Het aantal Nederlanders dat vrijwilligerswerk doet is de afgelopen decennia gelijk gebleven: twee op de vijf. Ondanks inspanningen van gemeenten om burgerparticipatie te bevorderen. Dat blijkt uit onderzoek van het Sociaal en Cultureel Planbureau (SCP).
Gemiddeld besteden mensen die vrijwilligerswerk doen daar ongeveer een uur per week aan. Het zijn vooral mensen van middelbare leeftijd met hogere inkomens, mensen met een hogere opleiding, autochtonen en kerkgangers. In vergelijkingen met de vroegmoderne tijd in Nederland en met andere landen zoals Japan, blijkt dat Nederlanders nog weinig actief zijn in eigen buurt.
Ruim negentig procent van de vrijwilligers zegt het werk te doen om andere mensen te helpen, tegenover ruim dertig procent die zegt te handelen vanuit een politieke of geloofsovertuiging. Meer dan de helft van de ondervraagden ziet het doen van vrijwilligerswerk als hun plicht. Ongeveer 75 procent gebruikt vrijwilligerswerk ook voor het opdoen van nieuwe ervaringen en het leren kennen van nieuwe mensen.
Voor het onderzoek werden burgers geïnterviewd, vrijwilligers en niet-vrijwilligers, en ambtenaren van vijf gemeentes (Berkelland, Emmen, Peel en Maas, Schouwen Duivenland en Zeist) die naar eigen zeggen burgerparticipatie bevorderen. Het onderzoek werd in 2012 en 2013 uitgevoerd.
De bewoners merken er echter weinig van dat hun gemeenten participatie stimuleren. Zo zegt slechts vijf procent van de inwoners van de gemeente Berkelland de afgelopen twee jaar benaderd te zijn om een bijdrage te leveren aan de eigen buurt. In de vier andere onderzochte gemeenten lag dat percentage iets hoger, tot veertien procent in Peel en Maas. Meer dan de helft van de bevolking onderneemt niet of nauwelijks activiteiten.

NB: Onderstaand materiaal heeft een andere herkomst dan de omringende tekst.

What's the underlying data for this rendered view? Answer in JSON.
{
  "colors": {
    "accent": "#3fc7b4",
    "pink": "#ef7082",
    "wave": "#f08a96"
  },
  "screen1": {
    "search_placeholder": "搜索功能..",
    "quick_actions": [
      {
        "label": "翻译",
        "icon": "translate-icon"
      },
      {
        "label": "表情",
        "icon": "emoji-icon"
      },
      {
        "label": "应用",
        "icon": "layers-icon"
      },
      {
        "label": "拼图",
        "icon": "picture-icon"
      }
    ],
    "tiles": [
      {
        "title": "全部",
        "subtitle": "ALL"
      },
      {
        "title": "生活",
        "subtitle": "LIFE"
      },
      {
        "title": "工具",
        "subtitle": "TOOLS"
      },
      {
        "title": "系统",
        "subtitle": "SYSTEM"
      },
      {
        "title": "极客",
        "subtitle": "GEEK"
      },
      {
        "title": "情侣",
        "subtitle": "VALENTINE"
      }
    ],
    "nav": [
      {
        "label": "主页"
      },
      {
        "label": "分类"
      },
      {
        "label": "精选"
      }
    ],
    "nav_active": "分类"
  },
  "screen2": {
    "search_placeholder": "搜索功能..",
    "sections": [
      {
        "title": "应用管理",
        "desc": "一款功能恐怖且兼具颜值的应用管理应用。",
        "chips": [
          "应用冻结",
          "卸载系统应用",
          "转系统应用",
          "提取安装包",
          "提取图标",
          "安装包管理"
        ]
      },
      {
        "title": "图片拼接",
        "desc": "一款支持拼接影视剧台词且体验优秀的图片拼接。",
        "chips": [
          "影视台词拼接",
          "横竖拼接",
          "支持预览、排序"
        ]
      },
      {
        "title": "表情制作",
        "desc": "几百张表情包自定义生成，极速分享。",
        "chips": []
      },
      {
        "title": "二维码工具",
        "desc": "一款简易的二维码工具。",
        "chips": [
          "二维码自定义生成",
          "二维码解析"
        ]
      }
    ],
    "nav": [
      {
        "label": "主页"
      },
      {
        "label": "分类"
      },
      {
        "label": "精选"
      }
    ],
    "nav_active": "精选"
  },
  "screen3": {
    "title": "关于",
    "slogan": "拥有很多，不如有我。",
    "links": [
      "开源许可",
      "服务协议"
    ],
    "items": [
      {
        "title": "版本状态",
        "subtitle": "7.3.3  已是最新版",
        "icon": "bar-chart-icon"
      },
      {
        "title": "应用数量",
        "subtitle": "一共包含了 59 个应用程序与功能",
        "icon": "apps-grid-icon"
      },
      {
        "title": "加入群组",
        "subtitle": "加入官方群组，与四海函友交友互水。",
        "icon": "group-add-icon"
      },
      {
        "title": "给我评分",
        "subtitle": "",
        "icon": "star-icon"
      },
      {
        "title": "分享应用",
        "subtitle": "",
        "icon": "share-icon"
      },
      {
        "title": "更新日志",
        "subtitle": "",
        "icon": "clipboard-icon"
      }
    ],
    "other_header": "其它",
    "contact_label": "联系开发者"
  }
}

Burgerparticipatie niet nieuw
Het begrip ‘burgerparticipatie’ kwam volgens de onderzoekers de afgelopen jaren dan wel vaak voor in de Nederlandse media, maar is desondanks niet nieuw, schrijft persdienst Novum. Koning Willem-Alexander besteedde extra aandacht aan het begrip in de troonrede van vorig jaar, maar hij was daarmee niet de eerste. Toenmalig premier Wim Kok stelde in 1991 ook al dat het enige alternatief voor de niet te handhaven verzorgingsstaat een participatiesamenleving was.
De onderzoekers keken ook naar een tweede vorm van burgerparticipatie, namelijk beleidsbeïnvloedende participatie. Daarbij werd gekeken in welke mate Nederlanders proberen invloed uit te oefenen op het beleid van de gemeente, zoals door te stemmen of lobbyen. Inspraak van burgers is bij de meeste gemeenten allang geen strijdpunt meer, zeggen der onderzoekers, maar vooral een procedure.